Summary: A Parallel Relational Database Management System
Approach to Relevance Feedback in Information Retrieval
, Ophir Frieder2
, David Grossman3
, and David O. Holmes4
Abstract. A scalable, parallel, relational-database driven information retrieval engine is described. To
support portability across a wide-range of execution environments, including parallel multicomputers, all
algorithms strictly adhere to the SQL-92 standard. By incorporating relevance feedback algorithms, accuracy
was significantly enhanced over prior database-driven information retrieval efforts. Algorithmic
modifications to our earlier prototype resulted in significantly enhanced scalability. Currently our
information retrieval engine sustains near-linear speedups using a 24-node parallel database machine.

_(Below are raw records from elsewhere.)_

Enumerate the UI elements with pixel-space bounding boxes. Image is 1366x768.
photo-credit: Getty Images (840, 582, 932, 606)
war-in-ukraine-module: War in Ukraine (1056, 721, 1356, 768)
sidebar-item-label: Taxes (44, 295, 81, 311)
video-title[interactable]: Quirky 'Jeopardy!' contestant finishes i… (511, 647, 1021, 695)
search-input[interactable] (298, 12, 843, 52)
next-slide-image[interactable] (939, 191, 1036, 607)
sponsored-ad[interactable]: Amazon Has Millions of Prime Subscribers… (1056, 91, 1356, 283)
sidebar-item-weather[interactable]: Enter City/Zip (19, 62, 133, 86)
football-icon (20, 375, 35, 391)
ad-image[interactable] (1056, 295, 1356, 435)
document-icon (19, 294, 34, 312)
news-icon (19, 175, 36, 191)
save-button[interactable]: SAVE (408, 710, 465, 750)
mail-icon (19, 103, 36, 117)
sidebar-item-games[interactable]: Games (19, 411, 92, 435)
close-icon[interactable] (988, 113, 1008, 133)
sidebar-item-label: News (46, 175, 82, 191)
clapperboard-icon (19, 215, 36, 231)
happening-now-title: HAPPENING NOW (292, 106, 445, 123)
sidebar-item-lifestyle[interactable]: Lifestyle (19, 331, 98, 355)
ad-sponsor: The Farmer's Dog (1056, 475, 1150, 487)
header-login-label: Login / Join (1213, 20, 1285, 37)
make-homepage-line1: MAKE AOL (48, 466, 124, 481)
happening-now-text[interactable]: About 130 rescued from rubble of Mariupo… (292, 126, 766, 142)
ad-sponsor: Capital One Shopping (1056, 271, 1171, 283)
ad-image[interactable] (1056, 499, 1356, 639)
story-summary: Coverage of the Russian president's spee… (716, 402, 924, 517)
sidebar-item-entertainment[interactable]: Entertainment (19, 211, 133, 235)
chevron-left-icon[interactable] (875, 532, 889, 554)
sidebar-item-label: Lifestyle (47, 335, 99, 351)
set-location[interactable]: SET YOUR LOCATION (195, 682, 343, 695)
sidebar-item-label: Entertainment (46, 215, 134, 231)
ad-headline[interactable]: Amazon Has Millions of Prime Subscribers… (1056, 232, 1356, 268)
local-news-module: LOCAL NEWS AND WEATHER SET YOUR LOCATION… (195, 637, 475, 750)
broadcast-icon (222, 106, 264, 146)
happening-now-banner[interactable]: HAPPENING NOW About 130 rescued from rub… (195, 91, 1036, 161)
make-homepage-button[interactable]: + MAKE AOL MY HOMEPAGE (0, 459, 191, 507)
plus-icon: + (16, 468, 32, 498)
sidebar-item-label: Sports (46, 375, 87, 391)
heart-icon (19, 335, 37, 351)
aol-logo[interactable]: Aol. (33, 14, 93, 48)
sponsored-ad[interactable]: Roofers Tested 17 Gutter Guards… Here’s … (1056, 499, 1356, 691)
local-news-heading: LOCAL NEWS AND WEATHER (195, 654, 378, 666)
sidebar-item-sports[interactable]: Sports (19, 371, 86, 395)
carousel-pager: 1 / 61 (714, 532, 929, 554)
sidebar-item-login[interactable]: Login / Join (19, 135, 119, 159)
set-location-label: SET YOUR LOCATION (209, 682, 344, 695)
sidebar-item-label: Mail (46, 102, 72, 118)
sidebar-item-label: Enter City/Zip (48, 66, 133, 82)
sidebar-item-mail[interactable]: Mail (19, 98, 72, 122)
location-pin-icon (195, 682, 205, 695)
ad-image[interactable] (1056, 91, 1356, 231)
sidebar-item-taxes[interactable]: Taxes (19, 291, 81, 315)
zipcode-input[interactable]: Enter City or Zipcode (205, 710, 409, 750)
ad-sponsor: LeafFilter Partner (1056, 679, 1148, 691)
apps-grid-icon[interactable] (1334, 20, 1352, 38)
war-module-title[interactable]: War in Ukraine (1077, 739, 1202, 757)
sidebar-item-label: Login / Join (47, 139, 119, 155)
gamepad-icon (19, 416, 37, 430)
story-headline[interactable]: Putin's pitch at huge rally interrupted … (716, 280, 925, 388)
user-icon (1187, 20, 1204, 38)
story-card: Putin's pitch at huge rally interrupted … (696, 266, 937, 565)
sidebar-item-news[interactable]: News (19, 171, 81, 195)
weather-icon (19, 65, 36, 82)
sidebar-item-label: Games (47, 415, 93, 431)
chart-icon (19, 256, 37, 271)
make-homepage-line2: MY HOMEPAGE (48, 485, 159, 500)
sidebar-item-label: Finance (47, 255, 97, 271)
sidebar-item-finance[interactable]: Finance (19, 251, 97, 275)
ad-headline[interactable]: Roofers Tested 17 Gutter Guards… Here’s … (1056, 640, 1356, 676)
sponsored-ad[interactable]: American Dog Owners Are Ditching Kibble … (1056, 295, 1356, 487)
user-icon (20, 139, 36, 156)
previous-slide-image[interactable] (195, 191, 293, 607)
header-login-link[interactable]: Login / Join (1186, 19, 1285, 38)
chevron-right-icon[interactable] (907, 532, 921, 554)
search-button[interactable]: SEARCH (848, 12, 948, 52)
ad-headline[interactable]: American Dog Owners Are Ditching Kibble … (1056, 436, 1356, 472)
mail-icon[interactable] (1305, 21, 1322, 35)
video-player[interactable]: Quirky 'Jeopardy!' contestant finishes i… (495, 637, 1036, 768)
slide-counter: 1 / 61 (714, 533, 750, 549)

Experiments using the TREC data collections are presented to validate the described approaches.
1 . Introduction
The continued growth, acceptance, and public reliance on digital libraries has fostered
wide interest in information retrieval systems. Traditionally, customized approaches
developed to provide information retrieval services. Recently, however, general solutions that
support traditional information retrieval functionality and integration of structured data and
text have appeared both in the research community, e.g., (DeFazio95, Grossman94,
Grossman97) and in the commercial sector, e.g., Oracle's ConText (Oracle97).